Policies implement the intent of the salmon run. By placing un-restrictive policies to the left, I can checkpoint my work frequently. By placing restrictive policies on the right, I can maintain the stability of releases. And by incrementing the restrictiveness of these policies in small steps, I reduce the backlog of code that is “trapped” towards the left. Compare this to a centralized VCS, in which (since there’s no local repository), developers may keep changes out of VCS for hours or days (since the alternative is making a central branch, which is expensive to create and expensive to tear down). Or compare to a DVCS system without an index, where the overhead of either making and tearing down branches, or of pruning temporary commits, can discourage a developer from making a checkpoint every minute or two. (At least they discourage me, even though these operations are far less expensive than with centralized VCS.)

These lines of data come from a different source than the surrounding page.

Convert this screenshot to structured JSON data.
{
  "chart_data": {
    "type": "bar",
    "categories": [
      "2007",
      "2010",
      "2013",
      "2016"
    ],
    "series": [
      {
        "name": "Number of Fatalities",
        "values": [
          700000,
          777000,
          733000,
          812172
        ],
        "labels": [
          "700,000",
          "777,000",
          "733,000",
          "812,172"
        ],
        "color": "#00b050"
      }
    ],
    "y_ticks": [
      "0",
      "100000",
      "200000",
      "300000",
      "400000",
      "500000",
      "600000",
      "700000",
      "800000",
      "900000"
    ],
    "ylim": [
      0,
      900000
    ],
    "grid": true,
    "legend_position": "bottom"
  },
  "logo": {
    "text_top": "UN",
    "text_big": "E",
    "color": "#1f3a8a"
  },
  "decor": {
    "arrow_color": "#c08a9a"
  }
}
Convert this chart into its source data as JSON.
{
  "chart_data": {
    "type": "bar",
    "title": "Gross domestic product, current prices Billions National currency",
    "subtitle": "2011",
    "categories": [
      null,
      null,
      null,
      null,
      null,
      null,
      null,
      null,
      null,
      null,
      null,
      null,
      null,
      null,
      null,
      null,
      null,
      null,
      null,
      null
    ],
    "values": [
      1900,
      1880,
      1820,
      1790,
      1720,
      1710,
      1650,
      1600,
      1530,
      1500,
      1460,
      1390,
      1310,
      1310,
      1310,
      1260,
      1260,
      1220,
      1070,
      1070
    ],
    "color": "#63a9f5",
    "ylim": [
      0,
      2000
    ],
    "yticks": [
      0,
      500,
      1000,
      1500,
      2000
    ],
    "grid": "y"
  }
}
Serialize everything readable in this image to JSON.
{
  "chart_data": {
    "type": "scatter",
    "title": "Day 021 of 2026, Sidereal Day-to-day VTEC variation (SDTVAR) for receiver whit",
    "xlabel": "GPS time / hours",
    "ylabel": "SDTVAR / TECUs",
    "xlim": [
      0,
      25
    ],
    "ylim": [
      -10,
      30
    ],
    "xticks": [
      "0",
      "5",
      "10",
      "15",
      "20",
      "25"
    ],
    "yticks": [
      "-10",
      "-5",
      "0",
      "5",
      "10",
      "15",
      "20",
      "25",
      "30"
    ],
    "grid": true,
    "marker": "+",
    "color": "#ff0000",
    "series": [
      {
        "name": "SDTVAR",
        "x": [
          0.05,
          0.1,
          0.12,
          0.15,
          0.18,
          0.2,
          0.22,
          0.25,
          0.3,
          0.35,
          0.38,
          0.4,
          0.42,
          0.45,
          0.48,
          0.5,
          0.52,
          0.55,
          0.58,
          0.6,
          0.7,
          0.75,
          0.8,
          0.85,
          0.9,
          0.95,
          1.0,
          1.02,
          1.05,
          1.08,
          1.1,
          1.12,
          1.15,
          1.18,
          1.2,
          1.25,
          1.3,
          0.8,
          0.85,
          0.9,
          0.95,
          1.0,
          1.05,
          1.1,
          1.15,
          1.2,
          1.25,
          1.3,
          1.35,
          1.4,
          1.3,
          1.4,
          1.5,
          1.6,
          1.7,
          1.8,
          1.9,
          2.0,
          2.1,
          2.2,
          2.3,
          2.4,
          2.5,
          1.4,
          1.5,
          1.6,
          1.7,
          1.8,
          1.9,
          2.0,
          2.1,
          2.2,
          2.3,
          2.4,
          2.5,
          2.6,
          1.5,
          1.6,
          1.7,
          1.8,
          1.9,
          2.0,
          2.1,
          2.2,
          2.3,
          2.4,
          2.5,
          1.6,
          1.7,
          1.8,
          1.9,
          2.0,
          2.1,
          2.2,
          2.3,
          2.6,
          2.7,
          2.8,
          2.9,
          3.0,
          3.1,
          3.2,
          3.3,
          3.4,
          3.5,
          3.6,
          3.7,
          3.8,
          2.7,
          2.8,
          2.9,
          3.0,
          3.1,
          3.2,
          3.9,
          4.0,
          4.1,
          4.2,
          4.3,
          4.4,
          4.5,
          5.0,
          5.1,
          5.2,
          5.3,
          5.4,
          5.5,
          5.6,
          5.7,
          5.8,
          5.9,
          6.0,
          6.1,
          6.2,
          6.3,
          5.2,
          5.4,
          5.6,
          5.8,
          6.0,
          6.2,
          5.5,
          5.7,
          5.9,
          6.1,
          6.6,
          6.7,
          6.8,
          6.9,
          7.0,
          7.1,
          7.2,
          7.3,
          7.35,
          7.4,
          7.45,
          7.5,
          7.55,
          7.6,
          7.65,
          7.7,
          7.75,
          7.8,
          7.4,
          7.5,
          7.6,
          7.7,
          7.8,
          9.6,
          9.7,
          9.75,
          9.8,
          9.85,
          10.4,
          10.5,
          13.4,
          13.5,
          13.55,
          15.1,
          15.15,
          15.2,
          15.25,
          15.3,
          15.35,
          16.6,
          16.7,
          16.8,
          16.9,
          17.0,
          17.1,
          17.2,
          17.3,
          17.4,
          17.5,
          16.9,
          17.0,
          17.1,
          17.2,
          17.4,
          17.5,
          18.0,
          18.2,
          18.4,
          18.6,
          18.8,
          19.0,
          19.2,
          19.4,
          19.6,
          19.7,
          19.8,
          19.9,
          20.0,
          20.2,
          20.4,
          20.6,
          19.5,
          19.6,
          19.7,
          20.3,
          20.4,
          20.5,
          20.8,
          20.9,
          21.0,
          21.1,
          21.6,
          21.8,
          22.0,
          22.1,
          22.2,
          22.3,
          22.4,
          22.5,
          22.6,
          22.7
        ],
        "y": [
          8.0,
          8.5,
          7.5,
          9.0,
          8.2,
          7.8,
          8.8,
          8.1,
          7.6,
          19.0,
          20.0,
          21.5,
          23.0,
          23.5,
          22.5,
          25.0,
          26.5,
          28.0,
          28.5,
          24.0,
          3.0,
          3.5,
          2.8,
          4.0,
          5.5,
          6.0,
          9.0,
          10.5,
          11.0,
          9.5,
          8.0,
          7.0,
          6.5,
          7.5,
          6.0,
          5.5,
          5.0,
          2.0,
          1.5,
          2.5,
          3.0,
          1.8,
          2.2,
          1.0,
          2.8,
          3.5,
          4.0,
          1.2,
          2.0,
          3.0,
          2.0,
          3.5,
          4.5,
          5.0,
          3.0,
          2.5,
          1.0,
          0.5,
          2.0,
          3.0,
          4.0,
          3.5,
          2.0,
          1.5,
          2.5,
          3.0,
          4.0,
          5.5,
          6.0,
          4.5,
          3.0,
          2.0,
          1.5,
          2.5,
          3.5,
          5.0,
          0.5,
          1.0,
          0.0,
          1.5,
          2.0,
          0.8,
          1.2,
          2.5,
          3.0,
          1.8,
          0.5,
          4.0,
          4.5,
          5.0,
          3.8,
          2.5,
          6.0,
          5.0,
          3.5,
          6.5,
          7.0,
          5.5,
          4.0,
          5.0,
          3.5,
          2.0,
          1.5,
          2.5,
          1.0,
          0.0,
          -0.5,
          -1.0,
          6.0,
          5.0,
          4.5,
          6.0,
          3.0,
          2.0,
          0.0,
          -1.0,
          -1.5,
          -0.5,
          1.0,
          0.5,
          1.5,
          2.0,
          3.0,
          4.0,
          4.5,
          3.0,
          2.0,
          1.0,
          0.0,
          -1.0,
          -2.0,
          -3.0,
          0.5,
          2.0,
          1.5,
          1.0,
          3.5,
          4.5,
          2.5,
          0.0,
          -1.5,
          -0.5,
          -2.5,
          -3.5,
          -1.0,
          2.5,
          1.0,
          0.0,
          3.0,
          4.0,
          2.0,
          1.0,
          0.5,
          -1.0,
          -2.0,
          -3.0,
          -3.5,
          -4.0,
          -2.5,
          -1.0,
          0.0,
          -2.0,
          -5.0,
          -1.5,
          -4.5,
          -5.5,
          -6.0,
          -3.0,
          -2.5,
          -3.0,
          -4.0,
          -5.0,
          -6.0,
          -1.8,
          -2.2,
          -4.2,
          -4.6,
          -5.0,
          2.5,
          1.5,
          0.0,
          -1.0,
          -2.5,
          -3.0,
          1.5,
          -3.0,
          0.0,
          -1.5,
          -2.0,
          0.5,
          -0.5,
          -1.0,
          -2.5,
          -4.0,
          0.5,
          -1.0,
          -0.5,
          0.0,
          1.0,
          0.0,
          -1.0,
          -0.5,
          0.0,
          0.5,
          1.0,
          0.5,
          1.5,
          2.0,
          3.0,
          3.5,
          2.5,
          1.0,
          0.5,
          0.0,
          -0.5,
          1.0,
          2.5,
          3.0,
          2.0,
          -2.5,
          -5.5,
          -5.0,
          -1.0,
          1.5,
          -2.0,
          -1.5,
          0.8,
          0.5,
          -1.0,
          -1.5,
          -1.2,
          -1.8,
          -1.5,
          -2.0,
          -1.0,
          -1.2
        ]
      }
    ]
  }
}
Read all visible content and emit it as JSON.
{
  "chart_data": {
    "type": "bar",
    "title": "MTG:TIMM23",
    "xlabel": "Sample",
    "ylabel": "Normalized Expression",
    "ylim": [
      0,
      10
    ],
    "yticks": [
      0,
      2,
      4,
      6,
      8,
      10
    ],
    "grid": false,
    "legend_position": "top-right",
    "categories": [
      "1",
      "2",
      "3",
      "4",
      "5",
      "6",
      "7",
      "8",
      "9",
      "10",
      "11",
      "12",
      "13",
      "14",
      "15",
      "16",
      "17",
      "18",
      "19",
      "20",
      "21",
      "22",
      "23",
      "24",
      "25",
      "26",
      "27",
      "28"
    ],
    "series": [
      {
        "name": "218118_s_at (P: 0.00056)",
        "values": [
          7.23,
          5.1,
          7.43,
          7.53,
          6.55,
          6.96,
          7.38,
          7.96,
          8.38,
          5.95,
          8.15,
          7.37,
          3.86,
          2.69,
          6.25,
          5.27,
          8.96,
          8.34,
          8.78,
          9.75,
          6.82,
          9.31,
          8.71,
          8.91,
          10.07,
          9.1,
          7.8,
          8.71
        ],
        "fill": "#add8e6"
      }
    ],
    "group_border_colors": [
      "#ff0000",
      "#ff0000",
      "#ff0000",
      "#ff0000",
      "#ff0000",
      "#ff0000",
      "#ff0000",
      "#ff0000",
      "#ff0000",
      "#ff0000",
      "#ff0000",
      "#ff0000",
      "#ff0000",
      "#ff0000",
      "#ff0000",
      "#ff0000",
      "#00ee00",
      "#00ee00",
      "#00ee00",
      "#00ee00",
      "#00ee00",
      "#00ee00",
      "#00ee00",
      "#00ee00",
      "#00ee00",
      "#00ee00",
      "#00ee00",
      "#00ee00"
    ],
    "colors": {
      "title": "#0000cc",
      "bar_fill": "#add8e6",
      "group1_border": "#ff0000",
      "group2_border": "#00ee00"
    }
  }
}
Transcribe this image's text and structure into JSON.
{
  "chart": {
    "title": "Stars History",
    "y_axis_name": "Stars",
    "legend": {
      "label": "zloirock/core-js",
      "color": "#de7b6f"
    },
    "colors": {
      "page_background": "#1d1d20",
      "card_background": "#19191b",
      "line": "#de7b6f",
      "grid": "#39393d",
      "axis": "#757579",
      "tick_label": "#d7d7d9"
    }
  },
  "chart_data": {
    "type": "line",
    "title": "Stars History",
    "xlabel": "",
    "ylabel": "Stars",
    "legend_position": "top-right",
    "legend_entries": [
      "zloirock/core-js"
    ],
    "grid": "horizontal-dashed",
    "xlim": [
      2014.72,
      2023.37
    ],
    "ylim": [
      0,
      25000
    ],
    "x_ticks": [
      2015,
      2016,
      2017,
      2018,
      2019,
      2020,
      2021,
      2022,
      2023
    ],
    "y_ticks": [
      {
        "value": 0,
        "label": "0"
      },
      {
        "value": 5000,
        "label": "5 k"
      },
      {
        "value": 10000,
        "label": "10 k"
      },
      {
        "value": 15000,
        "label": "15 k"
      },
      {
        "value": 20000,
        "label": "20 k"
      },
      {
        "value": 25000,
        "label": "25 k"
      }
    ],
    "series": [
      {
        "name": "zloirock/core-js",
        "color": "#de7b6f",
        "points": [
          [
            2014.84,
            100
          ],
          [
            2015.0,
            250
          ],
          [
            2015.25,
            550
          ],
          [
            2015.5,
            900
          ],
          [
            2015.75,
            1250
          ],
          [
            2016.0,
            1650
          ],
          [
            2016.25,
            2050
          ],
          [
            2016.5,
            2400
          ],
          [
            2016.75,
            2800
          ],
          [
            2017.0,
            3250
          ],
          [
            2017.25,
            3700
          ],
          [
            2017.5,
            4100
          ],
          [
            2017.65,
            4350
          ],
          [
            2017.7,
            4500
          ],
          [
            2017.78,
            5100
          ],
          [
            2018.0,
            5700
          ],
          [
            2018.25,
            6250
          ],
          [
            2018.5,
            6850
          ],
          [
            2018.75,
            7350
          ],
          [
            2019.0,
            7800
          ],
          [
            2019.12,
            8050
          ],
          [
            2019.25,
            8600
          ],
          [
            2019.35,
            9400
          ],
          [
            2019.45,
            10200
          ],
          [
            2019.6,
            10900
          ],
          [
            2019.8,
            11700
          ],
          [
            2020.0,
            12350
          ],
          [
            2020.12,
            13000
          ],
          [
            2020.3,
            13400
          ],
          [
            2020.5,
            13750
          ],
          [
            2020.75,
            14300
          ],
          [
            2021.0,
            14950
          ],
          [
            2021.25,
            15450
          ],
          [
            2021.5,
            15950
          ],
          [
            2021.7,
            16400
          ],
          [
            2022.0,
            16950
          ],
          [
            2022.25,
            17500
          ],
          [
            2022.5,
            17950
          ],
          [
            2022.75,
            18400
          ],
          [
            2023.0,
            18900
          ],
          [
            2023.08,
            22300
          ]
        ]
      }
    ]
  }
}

And no, I’m not saying to do this instead of branching. I find this system useful as an always-on, lightweight alternative to branching, and then add in branching when the lifting gets heaver. This process, without branches, is as much mechanism as I usually want for small, personal projects such as these. For a collaborative project, I often synch to a feature branch of the main repository. For an experiment that takes more than half a day, and that I therefore want to be able to set aside, I make a local branch. And for a shared collaborative experiment, or a feature that calls on only part of the development team, I do both.
More on branches tomorrow.
The reasons for these differences are partly convention, but mostly technical. I can easily make and revert changes in my workspace with my editor (or another tool). Changes to the index and the local repository require some extra work with some command line intervention but can still be rolled back (via
get rebase -i and
git reset) without a trace. Changes to the remote repository are carved in stone (I can only revert them with
git revert, which reverses the reverted change but leaves both it and its reversion in the permanent record). Changes to the distribution require a new version number, an announcement, and, depending on the circumstances, a recall notice and egg on my face.
But why not use branches? Yeah, I’ll get to branches. But the answer is mostly just personal preference.
Since you’re such a careful reader that you even bother to read footnotes, I’ll let you in on a secret. I like to think about abstract stuff, but I’m not much good with abstractions. Instead, I try to keep my concept library well-stocked with metaphors. Then the hard parts become easy again.
git diff tells me what’s different between my working directory and the index, without my having to build up, tear down, or remember any branch names. The working directory and the index are self-cleaning (they don’t collect commits that I have to squash later); this has advantages and disadvantages, but it works for me and for the granularity with which I save to them.